Par Philippe Oswald. Synthèse n°682, Publiée le 20/06/2019
L’enseignement en France accumule les mauvaises notes, notamment dans les fameuses enquêtes PISA ("Program for International Student Assessment") de l'OCDE (Organisation de Coopération et de Développement Économiques) : décrochage dans à peu près toutes les matières (littérature, langues, sciences, mathématiques, sans parler de l'illettrisme qui nous place à l'avant-dernier rang des pays de l'OCDE), inégalité des chances, insuffisante rémunération des professeurs… À présent, dans une enquête Talis publiée le 19 juin, c’est pour l’impuissance des enseignants à faire régner la discipline que l’OCDE attribue un bonnet d’âne à la France. L’enquête porte sur les pratiques professionnelles de 260.000 enseignants de collège dans une cinquantaine de pays. Elle confirme un rapport PISA de 2015 qui concluait déjà que les élèves français comptaient parmi les plus indisciplinés du monde.

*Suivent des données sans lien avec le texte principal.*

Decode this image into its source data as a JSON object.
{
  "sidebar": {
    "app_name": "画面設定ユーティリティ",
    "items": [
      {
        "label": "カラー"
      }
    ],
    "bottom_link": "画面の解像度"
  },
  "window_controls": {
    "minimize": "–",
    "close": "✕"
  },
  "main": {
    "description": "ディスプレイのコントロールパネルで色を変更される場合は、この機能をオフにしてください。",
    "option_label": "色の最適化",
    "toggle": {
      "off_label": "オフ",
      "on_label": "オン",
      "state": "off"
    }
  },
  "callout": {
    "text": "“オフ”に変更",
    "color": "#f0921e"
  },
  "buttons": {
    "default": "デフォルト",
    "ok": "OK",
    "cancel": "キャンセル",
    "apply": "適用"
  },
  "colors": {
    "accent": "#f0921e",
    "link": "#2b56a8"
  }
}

En cause, le défaut ou l’absence pure et simple de formation pédagogique au maintien de la discipline pour près de la moitié des enseignants, mais aussi l’ensauvagement croissant des collégiens. Karine Tremblay, analyste éducation à l’OCDE, relève « une exception française » dans l’impréparation des enseignants à entrer dans l’arène : seulement 22% d’entre eux se disent « bien préparés » à ce qui les attend, un sur cinq n’y étant pas préparé du tout faute d’avoir reçu la moindre formation en ce sens… Et si formation il y a eu, celle-ci, héritée du pédagogisme des IUFM (instituts universitaires de formation des maîtres) devenus ESPE (écoles supérieures du professorat et de l'éducation), aura consisté à prôner la non-directivité, l’autorité étant tenue pour un gros mot hérité de « l’ancien monde ». Le tout aggravé par l’utopie égalitariste du « collège unique » qui condamne à enseigner à des profils d’élèves hétérogènes… dans des établissements où sont envoyés prioritairement les professeurs débutants : « En France, le premier poste d’un enseignant est souvent le plus dur qu’il aura à accomplir de toute sa carrière », constate Karine Tremblay. C’est ce que dénoncent nombre d’enseignants, notamment sur les réseaux sociaux avec le hashtag #pasdevagues apparu lors de la dernière rentrée : ils protestent contre la passivité de l’Education Nationale qui les abandonne à l’indiscipline et à la violence de certains élèves. Mais au bout du compte, les familles sont naturellement les premières responsables du déficit éducatif dont hérite l’école.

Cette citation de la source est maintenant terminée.